Du Gon Fu Cha de l'homme à la veste grise, je garderai dans ma mémoire sa façon de prendre le couvercle de sa petite théière de Yi Xing : seul le petit doigt de sa main droite était replié dans la paume de sa main. Ce geste est difficile à exécuter : désolidariser le petit doigt des quatre autres doigts demande une souplesse étonnante ou tout au moins une grande pratique.
Personnellement je préfère laisser tous les doigts recouvrir le couvercle. J'aime bien cette impression qui me rappelle, lorsque je bouge la main, le trait de pinceau du calligraphe -même si mes maîtres de thé m'ont toujours demandés de le tenir avec le pouce et l'index et de replier dans la paume les trois autres doigts. J'ai suivi longtemps cette prescription, puis un jour, je ne sais plus à la suite de quoi, c'est imposé à moi cette façon de faire. Je n'en ai plus changé, sauf lorsque j'enseigne à quelqu'un comment bien préparer le thé. D'ailleurs je fais une grande différence entre les gestes qui sont utiles pour bien maîtriser le thé (comme verser l'eau sur les feuilles ou retourner les tasses pour les égoutter) et ceux qui n'ont pas de réelle importance et qui parlent plus de celui qui les réalise (car tenir un couvercle avec deux ou trois doigts ou plier sa serviette en deux ou en trois, ne changent en rien le goût du thé.) Mais je blasphème...
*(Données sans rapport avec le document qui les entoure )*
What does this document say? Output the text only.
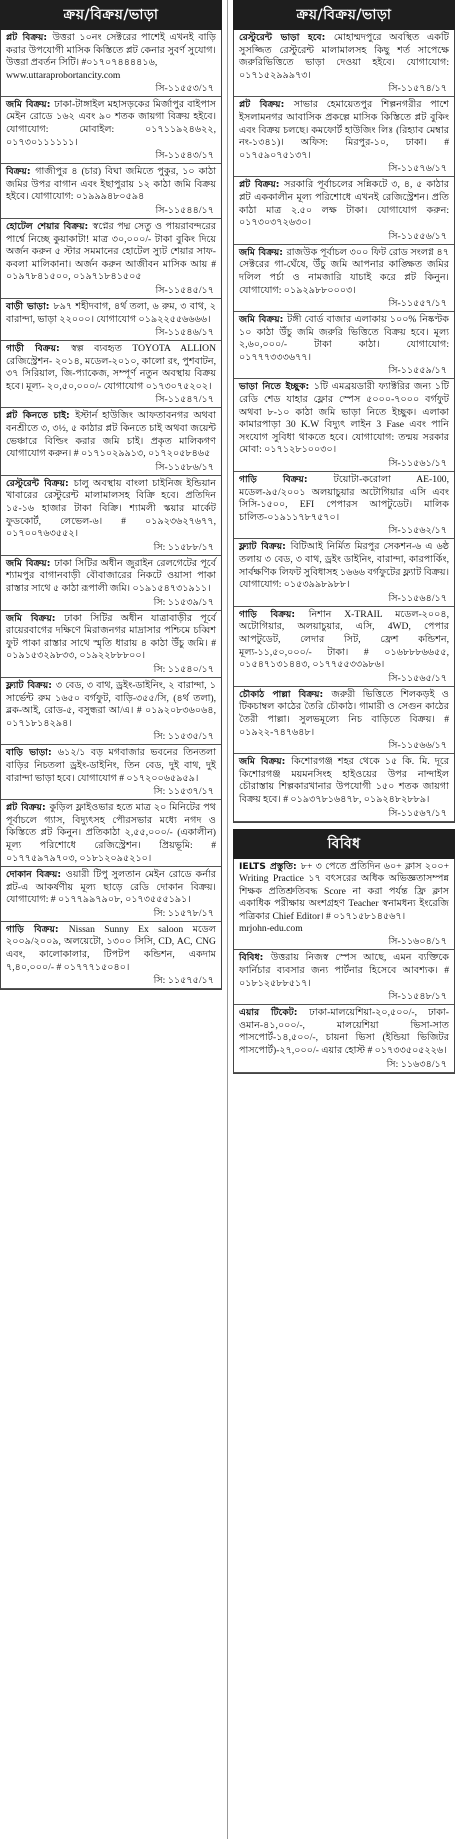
ক্রয়/বিক্রয়/ভাড়া
প্লট বিক্রয়: উত্তরা ১০নং সেক্টরের পাশেই এখনই বাড়ি করার উপযোগী মাসিক কিস্তিতে প্লট কেনার সুবর্ণ সুযোগ। উত্তরা প্রবর্তন সিটি। #০১৭০৭৪৪৪৪১৬,
www.uttaraprobortancity.com
সি-১১৫৫৩/১৭
জমি বিক্রয়: ঢাকা-টাঙ্গাইল মহাসড়কের মির্জাপুর বাইপাস মেইন রোডে ১৬২ এবং ৯০ শতক জায়গা বিক্রয় হইবে। যোগাযোগ: মোবাইল: ০১৭১১৯২৪৬২২, ০১৭৩০১১১১১১।
সি-১১৫৪৩/১৭
বিক্রয়: গাজীপুর ৪ (চার) বিঘা জমিতে পুকুর, ১০ কাঠা জমির উপর বাগান এবং ইছাপুরায় ১২ কাঠা জমি বিক্রয় হইবে। যোগাযোগ: ০১৯৯৯৪৮০৫৯৪
সি-১১৫৪৪/১৭
হোটেল শেয়ার বিক্রয়: স্বপ্নের পদ্ম সেতু ও পায়রাবন্দরের পার্শ্বে নিচ্ছে কুয়াকাটা! মাত্র ৩০,০০০/- টাকা বুকিং দিয়ে অর্জন করুন ৫ স্টার সমমানের হোটেল স্যুট শেয়ার সাফ-কবলা মালিকানা। অর্জন করুন আজীবন মাসিক আয় # ০১৯৭৮৪১৫০০, ০১৯৭১৮৪১৫০৫
সি-১১৫৪৫/১৭
বাড়ী ভাড়া: ৮৯৭ শহীদবাগ, ৪র্থ তলা, ৬ রুম, ৩ বাথ, ২ বারান্দা, ভাড়া ২২০০০। যোগাযোগ ০১৯২২৫৫৬৬৬৬।
সি-১১৫৪৬/১৭
গাড়ী বিক্রয়: স্বল্প ব্যবহৃত TOYOTA ALLION রেজিস্ট্রেশন- ২০১৪, মডেল-২০১০, কালো রং, পুশবাটন, ৩৭ সিরিয়াল, জি-প্যাকেজ, সম্পূর্ণ নতুন অবস্থায় বিক্রয় হবে। মূল্য- ২০,৫০,০০০/- যোগাযোগ ০১৭৩০৭৫২০২।
সি-১১৫৪৭/১৭
প্লট কিনতে চাই: ইস্টার্ন হাউজিং আফতাবনগর অথবা বনশ্রীতে ৩, ৩½, ৫ কাঠার প্লট কিনতে চাই অথবা জয়েন্ট ভেঞ্চারে বিল্ডিং করার জমি চাই। প্রকৃত মালিকগণ যোগাযোগ করুন। # ০১৭১০২৯৯১৩, ০১৭২০৫৮৪৬৫
সি-১১৫৮৬/১৭
রেস্টুরেন্ট বিক্রয়: চালু অবস্থায় বাংলা চাইনিজ ইন্ডিয়ান খাবারের রেস্টুরেন্ট মালামালসহ বিক্রি হবে। প্রতিদিন ১৫-১৬ হাজার টাকা বিক্রি। শ্যামলী স্কয়ার মার্কেট ফুডকোর্ট, লেভেল-৬। # ০১৯২৩৬২৭৬৭৭, ০১৭০০৭৬৩৫৫২।
সি: ১১৫৮৮/১৭
জমি বিক্রয়: ঢাকা সিটির অধীন জুরাইন রেলগেটের পূর্বে শ্যামপুর বাগানবাড়ী বৌবাজারের নিকটে ওয়াসা পাকা রাস্তার সাথে ৫ কাঠা রূপালী জমি। ০১৯১৫৪৭৩১৯১১।
সি: ১১৫৩৯/১৭
জমি বিক্রয়: ঢাকা সিটির অধীন যাত্রাবাড়ীর পূর্বে রায়েরবাগের দক্ষিণে মিরাজনগর মাদ্রাসার পশ্চিমে চব্বিশ ফুট পাকা রাস্তার সাথে স্মৃতি ধারায় ৪ কাঠা উঁচু জমি। # ০১৯১৫৩২৯৮৩৩, ০১৯২২৮৮৮০০।
সি: ১১৫৪০/১৭
ফ্ল্যাট বিক্রয়: ৩ বেড, ৩ বাথ, ড্রইং-ডাইনিং, ২ বারান্দা, ১ সার্ভেন্ট রুম ১৬৫০ বর্গফুট, বাড়ি-৩৫৫/সি, (৪র্থ তলা), ব্লক-আই, রোড-৫, বসুন্ধরা আ/এ। # ০১৯২০৮৩৬০৬৪, ০১৭১৮১৪২৯৪।
সি: ১১৫৩৫/১৭
বাড়ি ভাড়া: ৬১২/১ বড় মগবাজার ভবনের তিনতলা বাড়ির নিচতলা ড্রইং-ডাইনিং, তিন বেড, দুই বাথ, দুই বারান্দা ভাড়া হবে। যোগাযোগ # ০১৭২০০৬৫৯৫৯।
সি: ১১৫৩৭/১৭
প্লট বিক্রয়: কুড়িল ফ্লাইওভার হতে মাত্র ২০ মিনিটের পথ পূর্বাচলে গ্যাস, বিদ্যুৎসহ পৌরসভার মধ্যে নগদ ও কিস্তিতে প্লট কিনুন। প্রতিকাঠা ২,৫৫,০০০/- (একালীন) মূল্য পরিশোধে রেজিস্ট্রেশন। প্রিয়ভূমি: # ০১৭৭৫৯৭৯৭০৩, ০১৮১২০৯৫২১০।
দোকান বিক্রয়: ওয়ারী টিপু সুলতান মেইন রোডে কর্নার প্লট-এ আকর্ষণীয় মূল্য ছাড়ে রেডি দোকান বিক্রয়। যোগাযোগ: # ০১৭৭৯৯৭৯০৮, ০১৭৩৫৫৫১৯১।
সি: ১১৫৭৮/১৭
গাড়ি বিক্রয়: Nissan Sunny Ex saloon মডেল ২০০৯/২০০৯, অলয়েটো, ১৩০০ সিসি, CD, AC, CNG এবং, কালোকালার, টিপটপ কন্ডিশন, একদাম ৭,৪০,০০০/- # ০১৭৭৭১৫০৪০।
সি: ১১৫৭৫/১৭
ক্রয়/বিক্রয়/ভাড়া
রেস্টুরেন্ট ভাড়া হবে: মোহাম্মদপুরে অবস্থিত একটি সুসজ্জিত রেস্টুরেন্ট মালামালসহ কিছু শর্ত সাপেক্ষে জরুরিভিত্তিতে ভাড়া দেওয়া হইবে। যোগাযোগ: ০১৭১৫২৯৯৯৭৩।
সি-১১৫৭৪/১৭
প্লট বিক্রয়: সাভার হেমায়েতপুর শিল্পনগরীর পাশে ইসলামনগর আবাসিক প্রকল্পে মাসিক কিস্তিতে প্লট বুকিং এবং বিক্রয় চলছে। কমফোর্ট হাউজিং লিঃ (রিহ্যাব মেম্বার নং-১৩৪১)। অফিস: মিরপুর-১০, ঢাকা। # ০১৭৫৯০৭৫১৩৭।
সি-১১৫৭৬/১৭
প্লট বিক্রয়: সরকারি পূর্বাচলের সন্নিকটে ৩, ৪, ৫ কাঠার প্লট এককালীন মূল্য পরিশোধে এখনই রেজিস্ট্রেশন। প্রতি কাঠা মাত্র ২.৫০ লক্ষ টাকা। যোগাযোগ করুন: ০১৭৩০৩৭২৬৩০।
সি-১১৫৫৬/১৭
জমি বিক্রয়: রাজউক পূর্বাচল ৩০০ ফিট রোড সংলগ্ন ৪৭ সেক্টরের গা-ঘেঁষে, উঁচু জমি আপনার কাঙ্ক্ষিত জমির দলিল পর্চা ও নামজারি যাচাই করে প্লট কিনুন। যোগাযোগ: ০১৯২৯৮৮০০০৩।
সি-১১৫৫৭/১৭
জমি বিক্রয়: টঙ্গী বোর্ড বাজার এলাকায় ১০০% নিষ্কণ্টক ১০ কাঠা উঁচু জমি জরুরি ভিত্তিতে বিক্রয় হবে। মূল্য ২,৬০,০০০/- টাকা কাঠা। যোগাযোগ: ০১৭৭৭৩৩৩৬৭৭।
সি-১১৫৫৯/১৭
ভাড়া নিতে ইচ্ছুক: ১টি এমব্রয়ডারী ফ্যাক্টরির জন্য ১টি রেডি শেড যাহার ফ্লোর স্পেস ৫০০০-৭০০০ বর্গফুট অথবা ৮-১০ কাঠা জমি ভাড়া নিতে ইচ্ছুক। এলাকা কামারপাড়া 30 K.W বিদ্যুৎ লাইন 3 Fase এবং পানি সংযোগ সুবিধা থাকতে হবে। যোগাযোগ: তন্ময় সরকার মোবা: ০১৭১২৮১০০৩০।
সি-১১৫৬১/১৭
গাড়ি বিক্রয়: টয়োটা-করোলা AE-100, মডেল-৯৫/২০০১ অলয়াচুয়ার অটোগিয়ার এসি এবং সিসি-১৫০০, EFI পেপারস আপটুডেট। মালিক চালিত-০১৯১১৭৮৭৫৭০।
সি-১১৫৬২/১৭
ফ্ল্যাট বিক্রয়: বিটিআই নির্মিত মিরপুর সেকশন-৬ এ ৬ষ্ঠ তলায় ৩ বেড, ৩ বাথ, ড্রইং ডাইনিং, বারান্দা, কারপার্কিং, সার্বক্ষণিক লিফট সুবিধাসহ ১৬৬৬ বর্গফুটের ফ্ল্যাট বিক্রয়। যোগাযোগ: ০১৫৩৯৯৮৯৮৮।
সি-১১৫৬৪/১৭
গাড়ি বিক্রয়: নিশান X-TRAIL মডেল-২০০৪, অটোগিয়ার, অলয়াচুয়ার, এসি, 4WD, পেপার আপটুডেট, লেদার সিট, ফ্রেশ কন্ডিশন, মূল্য-১১,৫০,০০০/- টাকা। # ০১৬৮৮৮৬৬৫৫, ০১৫৪৭১৩১৪৪৩, ০১৭৭৫৫৩৩৯৮৬।
সি-১১৫৬৫/১৭
চৌকাঠ পাল্লা বিক্রয়: জরুরী ভিত্তিতে শিলকড়ই ও টিকচাম্বল কাঠের তৈরি চৌকাঠ। গামারী ও সেগুন কাঠের তৈরী পাল্লা। সুলভমূল্যে নিচ বাড়িতে বিক্রয়। # ০১৯২২-৭৪৭৬৪৮।
সি-১১৫৬৬/১৭
জমি বিক্রয়: কিশোরগঞ্জ শহর থেকে ১৫ কি. মি. দূরে কিশোরগঞ্জ ময়মনসিংহ হাইওয়ের উপর নান্দাইল চৌরাস্তায় শিল্পকারখানার উপযোগী ১৫০ শতক জায়গা বিক্রয় হবে। # ০১৯৩৭৮১৬৪৭৮, ০১৯২৪৮২৮৮৯।
সি-১১৫৬৭/১৭
বিবিধ
IELTS প্রস্তুতি: ৮+ ৩ পেতে প্রতিদিন ৬০+ ক্লাস ২০০+ Writing Practice ১৭ বৎসরের অধিক অভিজ্ঞতাসম্পন্ন শিক্ষক প্রতিশ্রুতিবদ্ধ Score না করা পর্যন্ত ফ্রি ক্লাস একাধিক পরীক্ষায় অংশগ্রহণ Teacher স্বনামধন্য ইংরেজি পত্রিকার Chief Editor। # ০১৭১৫৮১৪৫৬৭।
mrjohn-edu.com
সি-১১৬০৪/১৭
বিবিধ: উত্তরায় নিজস্ব স্পেস আছে, এমন ব্যক্তিকে ফার্নিচার ব্যবসার জন্য পার্টনার হিসেবে আবশ্যক। # ০১৮১২৫৮৮৫১৭।
সি-১১৫৪৮/১৭
এয়ার টিকেট: ঢাকা-মালয়েশিয়া-২০,৫০০/-, ঢাকা-ওমান-৪১,০০০/-, মালয়েশিয়া ভিসা-সাত পাসপোর্ট-১৪,৫০০/-, চায়না ভিসা (ইন্ডিয়া ভিজিটর পাসপোর্ট)-২৭,০০০/- এয়ার হোস্ট # ০১৭৩৩৫০৫২২৬।
সি: ১১৬৩৪/১৭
Une autre caractéristique du Gong Fu Cha de l'homme à la veste grise : sur sa table à thé il posait son couvercle juste à gauche de sa théière (sur la même ligne). Ce que je n'avais jamais vu faire auparavant et ce qui m'a paru dans l'absolu peu aisé à réaliser par un droitier. Pourtant ce geste chez lui était simple et harmonieux et ne gênait en rien la fluidité et le rythme de sa préparation. Un beau moment.
J'ai ensuite officié avec un Da Hong Pao de qualité. Les personnes qui suivaient tout à l'heure les gestes de l'homme à la veste grise se sont tournées pour m'observer. Concentré dans ma respiration j'ai vite oublié leur regard. Après avoir suivi le cérémonial j'ai rempli trois tasses. J'en ai déposé deux devant ma table de thé pour les deux personnes des alentours qui ne consommaient pas. Ils ont d'abord fait comme s'ils n'étaient pas concernés, mais le patron qui suivait ma préparation leur a dit quelque chose (que je n'ai pas compris) et ils sont venus prestement chercher leur tasse. Après avoir dégusté la liqueur boisée et fruitée, l'un deux m'a dit « it's good ».
J'ai quitté en paix la vieille ville.